In 2006, state, federal, and industry leaders gathered for the first time in many decades in order to improve their working relationship. The goal was to continue to assess the programs that deliver WSFR funds to agencies and to improve programmatic alignment between state and federal leaders and industry counterparts. These Industry-State Coalition meetings have continued since 2006 under what is now referred to as the Fish & Wildlife Business Summit.
If you are a leader in the conservation field, have ties to the Wildlife and Sport Fish Restoration Program and would like to attend the Summit, please contact Jon Gassett. (jg)
Goals of the Fish & Wildlife Business Summit
- Enhanced and strengthened partnerships and cooperation between state fish and wildlife agencies and industry trade groups and manufacturers.
- Continued long-term social and economic benefits through increased recruitment and retention of hunters, shooters, anglers, and boaters
- Maintain a reliable source of revenue to state fish and wildlife agencies from federal excise taxes on arms and ammunition, manufactured tackle, motorboat fuel, and other sporting goods subject to federal excise tax.
- Ensure that state license revenues only be used by the state fish and wildlife agencies by maintaining the connection to excise tax funds and by highlighting the connection to legislators and governors through proclamations and resolutions.
- Educate industry, conservation partners, federal and state agency staff and participants (hunters, shooters, anglers and boaters) on the excise tax program and its importance to the future of the various sports.

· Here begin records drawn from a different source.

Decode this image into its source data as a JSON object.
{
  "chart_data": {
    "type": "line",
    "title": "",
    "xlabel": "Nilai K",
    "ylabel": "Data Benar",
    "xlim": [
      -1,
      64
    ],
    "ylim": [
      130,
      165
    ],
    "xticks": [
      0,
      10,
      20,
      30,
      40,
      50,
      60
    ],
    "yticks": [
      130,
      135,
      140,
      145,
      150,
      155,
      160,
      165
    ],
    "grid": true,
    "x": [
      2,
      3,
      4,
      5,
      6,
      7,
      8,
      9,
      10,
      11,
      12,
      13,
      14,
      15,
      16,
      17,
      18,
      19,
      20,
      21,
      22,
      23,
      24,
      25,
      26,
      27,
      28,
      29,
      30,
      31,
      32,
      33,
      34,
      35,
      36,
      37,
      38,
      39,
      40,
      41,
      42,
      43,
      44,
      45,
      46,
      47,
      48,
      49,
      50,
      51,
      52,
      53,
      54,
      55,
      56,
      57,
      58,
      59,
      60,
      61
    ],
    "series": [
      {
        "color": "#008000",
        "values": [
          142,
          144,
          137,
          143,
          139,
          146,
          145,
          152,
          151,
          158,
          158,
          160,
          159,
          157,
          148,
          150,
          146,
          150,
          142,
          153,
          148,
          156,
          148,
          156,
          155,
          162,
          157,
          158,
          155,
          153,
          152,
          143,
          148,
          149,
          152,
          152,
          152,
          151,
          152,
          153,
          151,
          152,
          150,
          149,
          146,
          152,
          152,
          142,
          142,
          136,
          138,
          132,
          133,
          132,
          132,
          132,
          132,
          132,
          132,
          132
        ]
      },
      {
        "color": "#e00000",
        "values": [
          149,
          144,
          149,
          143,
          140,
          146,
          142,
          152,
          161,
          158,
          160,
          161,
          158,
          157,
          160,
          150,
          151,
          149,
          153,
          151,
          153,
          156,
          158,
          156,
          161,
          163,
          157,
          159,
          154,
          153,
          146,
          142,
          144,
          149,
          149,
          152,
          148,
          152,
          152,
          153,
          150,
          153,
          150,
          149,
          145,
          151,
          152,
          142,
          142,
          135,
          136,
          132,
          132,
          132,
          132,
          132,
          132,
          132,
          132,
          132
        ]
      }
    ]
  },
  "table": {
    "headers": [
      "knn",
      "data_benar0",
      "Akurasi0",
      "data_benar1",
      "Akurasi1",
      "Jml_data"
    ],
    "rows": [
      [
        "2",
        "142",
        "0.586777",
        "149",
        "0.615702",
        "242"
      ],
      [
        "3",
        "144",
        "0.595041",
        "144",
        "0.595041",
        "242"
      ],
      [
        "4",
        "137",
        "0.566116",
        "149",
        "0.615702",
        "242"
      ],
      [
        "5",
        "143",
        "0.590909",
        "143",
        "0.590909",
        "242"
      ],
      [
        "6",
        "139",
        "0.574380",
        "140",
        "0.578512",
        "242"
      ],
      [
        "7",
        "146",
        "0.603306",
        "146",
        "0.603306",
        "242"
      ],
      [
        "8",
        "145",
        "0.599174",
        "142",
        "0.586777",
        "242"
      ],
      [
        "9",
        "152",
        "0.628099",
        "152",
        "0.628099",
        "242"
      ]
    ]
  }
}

- Better inform participants and the public about how sportsmen have paid for the bulk of conservation in the United States.
- Create a shared vision of success between the USFWS, state fish and wildlife agencies, and industry that will help focus more time and energy on the future work under the excise tax program.
- Minimize or eliminate potentially controversial and divisive issues among industry and federal and state partners.
- Ensure that there is fairness in the application and enforcement of excise tax among manufacturers and the first sales point in the United States.
- Build relationships between state fish and wildlife agency directors and manufacturers located within their state or stimulate enhanced relationships between state directors and manufacturers.
- Provide pro-active measures and solutions to industry and the states to better meet future conservation challenges.
- Provide assistance to state agency directors in developing best management practices and a more user-friendly business environment for constituents.
- Provide state agencies with assistance in planning events, historical information, success stories, photos, fact sheets, videos, and links to social media related to the excise tax program.
- Assist with the creation and/or improvement of state level grassroots coalitions using electronic media in order to better communicate conservation issues and needs to end users.
- Increased communication on industry-state partners by facilitating quarterly conference calls to discuss emerging issues of interest to both parties.
- Expansion of informational brochures such as "Hunting Works for America" and firearms safety information through states to appropriate audiences.